Exame gratuito realizado em hospitais e maternidades busca identificar precocemente perdas auditivas em recém-nascidos

A realização gratuita de triagem auditiva neonatal (TAN), popularmente conhecida como “teste da orelhinha”, em até 48 horas após o nascimento do bebê pode se tornar obrigatória em todos os hospitais e maternidades do Brasil. A cada mil crianças nascidas no país, entre três e cinco apresentam algum grau de perda auditiva, conforme a Sociedade Brasileira de Otologia.
A proposta está em tramitação na Câmara dos Deputados por meio da análise do Projeto de Lei 3.189/2024, de autoria da deputada Iza Arruda (MDB-PE), que prevê o uso de protocolo de risco e reforça a gratuidade e a obrigatoriedade da triagem, bem como o encaminhamento imediato dos bebês que apresentarem diagnóstico de falha auditiva.
Dessa forma, as diretrizes a respeito da detecção de perda auditiva ou surdez em recém-nascidos se tornarão mais abrangentes. Na prática, recém-nascidos ou lactentes que não tenham indicador de risco para deficiência auditiva também deverão passar pela triagem. Já aqueles que apresentam algum indicador de risco deverão realizar o exame de Potencial Evocado Auditivo de Tronco Encefálico.
Os recém-nascidos e lactentes com resultado positivo na triagem auditiva neonatal deverão ser encaminhados para a realização do exame de Potencial Miogênico Evocado Vestibular, para triagem de disfunção vestibular, que deverá ser feito até o sexto mês de vida.
Em sua justificativa, a autora do projeto afirma que existe muita dificuldade no diagnóstico de problemas na orelha interna na população infantil. Esses diagnósticos, geralmente, só ocorrem por volta dos 5 a 6 anos, quando já há comprometimentos ao desenvolvimento, incluindo aspectos como aprendizado, fala e emocional. Para virar lei, a proposta precisa ser aprovada pela Câmara dos Deputados e pelo Senado Federal.

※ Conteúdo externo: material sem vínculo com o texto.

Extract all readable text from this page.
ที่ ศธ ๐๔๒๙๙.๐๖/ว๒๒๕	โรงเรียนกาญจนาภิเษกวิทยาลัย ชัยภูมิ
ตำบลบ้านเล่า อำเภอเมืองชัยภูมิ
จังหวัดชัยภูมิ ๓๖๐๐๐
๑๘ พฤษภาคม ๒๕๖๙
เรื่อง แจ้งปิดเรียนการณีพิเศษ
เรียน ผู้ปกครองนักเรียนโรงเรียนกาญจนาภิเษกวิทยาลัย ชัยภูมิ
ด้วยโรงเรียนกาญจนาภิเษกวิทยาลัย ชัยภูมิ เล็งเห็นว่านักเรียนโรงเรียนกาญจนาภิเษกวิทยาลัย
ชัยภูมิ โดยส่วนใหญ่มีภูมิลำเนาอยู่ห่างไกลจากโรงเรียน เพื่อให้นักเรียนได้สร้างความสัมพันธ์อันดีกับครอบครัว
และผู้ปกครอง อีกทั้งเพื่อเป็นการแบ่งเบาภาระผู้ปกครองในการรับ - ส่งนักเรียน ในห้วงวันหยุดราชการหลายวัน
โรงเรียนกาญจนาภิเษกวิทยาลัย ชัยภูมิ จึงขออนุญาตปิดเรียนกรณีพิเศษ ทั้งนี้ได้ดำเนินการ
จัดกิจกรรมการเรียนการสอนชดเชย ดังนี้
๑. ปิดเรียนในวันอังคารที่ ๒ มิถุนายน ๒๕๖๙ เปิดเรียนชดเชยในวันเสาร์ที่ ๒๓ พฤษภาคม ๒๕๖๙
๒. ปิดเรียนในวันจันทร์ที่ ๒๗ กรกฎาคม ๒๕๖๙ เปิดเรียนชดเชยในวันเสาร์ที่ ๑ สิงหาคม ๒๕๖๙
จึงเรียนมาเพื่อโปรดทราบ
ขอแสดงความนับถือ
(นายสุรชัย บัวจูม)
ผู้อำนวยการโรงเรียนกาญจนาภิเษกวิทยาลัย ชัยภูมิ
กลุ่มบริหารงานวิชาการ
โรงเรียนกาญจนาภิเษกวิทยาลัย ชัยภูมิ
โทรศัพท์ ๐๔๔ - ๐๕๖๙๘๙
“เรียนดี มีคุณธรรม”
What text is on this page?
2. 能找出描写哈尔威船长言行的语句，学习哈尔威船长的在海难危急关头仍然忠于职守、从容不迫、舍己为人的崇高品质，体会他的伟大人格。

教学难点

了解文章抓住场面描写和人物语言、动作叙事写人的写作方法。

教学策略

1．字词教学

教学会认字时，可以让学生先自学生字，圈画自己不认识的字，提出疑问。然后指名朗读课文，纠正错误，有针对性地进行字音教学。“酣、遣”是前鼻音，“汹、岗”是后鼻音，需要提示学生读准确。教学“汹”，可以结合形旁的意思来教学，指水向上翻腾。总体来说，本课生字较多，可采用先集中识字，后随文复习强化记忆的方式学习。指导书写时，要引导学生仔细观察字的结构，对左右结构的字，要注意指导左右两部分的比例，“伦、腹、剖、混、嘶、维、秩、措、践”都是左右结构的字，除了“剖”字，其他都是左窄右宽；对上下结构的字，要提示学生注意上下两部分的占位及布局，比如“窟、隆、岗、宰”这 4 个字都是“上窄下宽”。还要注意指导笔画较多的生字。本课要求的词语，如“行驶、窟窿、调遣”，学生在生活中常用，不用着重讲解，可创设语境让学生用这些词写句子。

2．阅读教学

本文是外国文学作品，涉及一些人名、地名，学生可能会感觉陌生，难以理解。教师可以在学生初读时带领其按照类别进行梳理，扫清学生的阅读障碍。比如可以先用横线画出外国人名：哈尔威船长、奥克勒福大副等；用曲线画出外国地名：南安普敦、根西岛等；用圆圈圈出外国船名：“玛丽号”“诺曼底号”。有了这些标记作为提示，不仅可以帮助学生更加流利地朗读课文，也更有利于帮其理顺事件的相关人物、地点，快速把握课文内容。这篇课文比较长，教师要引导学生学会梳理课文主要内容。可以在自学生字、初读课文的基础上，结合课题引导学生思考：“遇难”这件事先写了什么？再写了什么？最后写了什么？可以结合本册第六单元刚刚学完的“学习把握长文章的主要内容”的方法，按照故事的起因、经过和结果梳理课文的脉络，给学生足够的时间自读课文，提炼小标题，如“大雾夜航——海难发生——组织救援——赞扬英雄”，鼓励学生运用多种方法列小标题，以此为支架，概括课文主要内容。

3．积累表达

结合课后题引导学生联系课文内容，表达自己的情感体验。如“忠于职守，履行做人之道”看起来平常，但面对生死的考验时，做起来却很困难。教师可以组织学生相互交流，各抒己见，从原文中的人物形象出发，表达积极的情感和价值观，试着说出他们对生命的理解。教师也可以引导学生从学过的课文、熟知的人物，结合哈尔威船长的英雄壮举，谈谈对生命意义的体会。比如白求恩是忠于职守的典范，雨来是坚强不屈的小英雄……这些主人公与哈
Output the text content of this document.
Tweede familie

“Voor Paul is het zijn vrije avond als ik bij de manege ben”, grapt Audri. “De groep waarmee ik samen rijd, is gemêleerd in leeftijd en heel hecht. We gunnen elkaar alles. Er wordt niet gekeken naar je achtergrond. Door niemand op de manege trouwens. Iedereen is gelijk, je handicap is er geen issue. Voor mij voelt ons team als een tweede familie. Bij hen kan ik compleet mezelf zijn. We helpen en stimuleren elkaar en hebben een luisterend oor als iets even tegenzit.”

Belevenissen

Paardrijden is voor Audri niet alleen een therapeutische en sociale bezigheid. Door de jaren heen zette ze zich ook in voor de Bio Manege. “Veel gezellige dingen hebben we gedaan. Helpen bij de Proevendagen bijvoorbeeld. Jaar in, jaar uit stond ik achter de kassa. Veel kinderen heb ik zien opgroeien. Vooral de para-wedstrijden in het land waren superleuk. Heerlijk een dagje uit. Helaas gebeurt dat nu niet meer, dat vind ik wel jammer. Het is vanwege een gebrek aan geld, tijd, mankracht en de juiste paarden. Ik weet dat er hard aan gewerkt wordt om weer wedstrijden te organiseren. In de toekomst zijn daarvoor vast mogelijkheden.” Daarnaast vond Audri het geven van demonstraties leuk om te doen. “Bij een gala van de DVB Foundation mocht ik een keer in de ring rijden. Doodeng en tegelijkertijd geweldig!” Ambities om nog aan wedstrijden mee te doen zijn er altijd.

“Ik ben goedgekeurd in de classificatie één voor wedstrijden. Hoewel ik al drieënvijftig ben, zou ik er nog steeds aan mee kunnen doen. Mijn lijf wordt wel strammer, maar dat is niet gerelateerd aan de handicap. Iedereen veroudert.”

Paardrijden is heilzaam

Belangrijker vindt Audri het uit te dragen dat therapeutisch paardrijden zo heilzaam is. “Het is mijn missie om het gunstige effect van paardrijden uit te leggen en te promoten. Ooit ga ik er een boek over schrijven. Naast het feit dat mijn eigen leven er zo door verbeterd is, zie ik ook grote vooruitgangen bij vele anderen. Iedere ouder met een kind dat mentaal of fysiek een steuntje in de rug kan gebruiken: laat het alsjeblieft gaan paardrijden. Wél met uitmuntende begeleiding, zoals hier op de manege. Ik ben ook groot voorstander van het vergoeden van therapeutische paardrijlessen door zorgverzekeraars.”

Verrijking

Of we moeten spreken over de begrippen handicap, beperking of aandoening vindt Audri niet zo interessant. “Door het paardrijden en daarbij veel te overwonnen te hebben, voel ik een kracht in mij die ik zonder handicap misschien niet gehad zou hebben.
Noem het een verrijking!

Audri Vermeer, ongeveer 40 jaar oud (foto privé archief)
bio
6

O tema também segue em discussão entre os profissionais da área. Debates acerca de audição, entre outros temas relacionados à especialidade, serão foco da Jornada Carioca, promovida pela Sociedade de Otorrinolaringologia do Estado do Rio de Janeiro, em junho deste ano, reunindo otorrinolaringologistas na cidade do Rio de Janeiro.
O que muda no protocolo atual
O Ministério da Saúde mantém um protocolo com Diretrizes de Atenção da Triagem Auditiva Neonatal, que orienta os profissionais dos diferentes tipos de pediatria sobre o tema. No entanto, a proposta busca atualizar as informações e incluir a obrigatoriedade em lei.
Com isso, a expectativa é que haja mais celeridade para os diagnósticos, já que a indicação é que os exames sejam feitos entre 24 e 48 horas após o nascimento.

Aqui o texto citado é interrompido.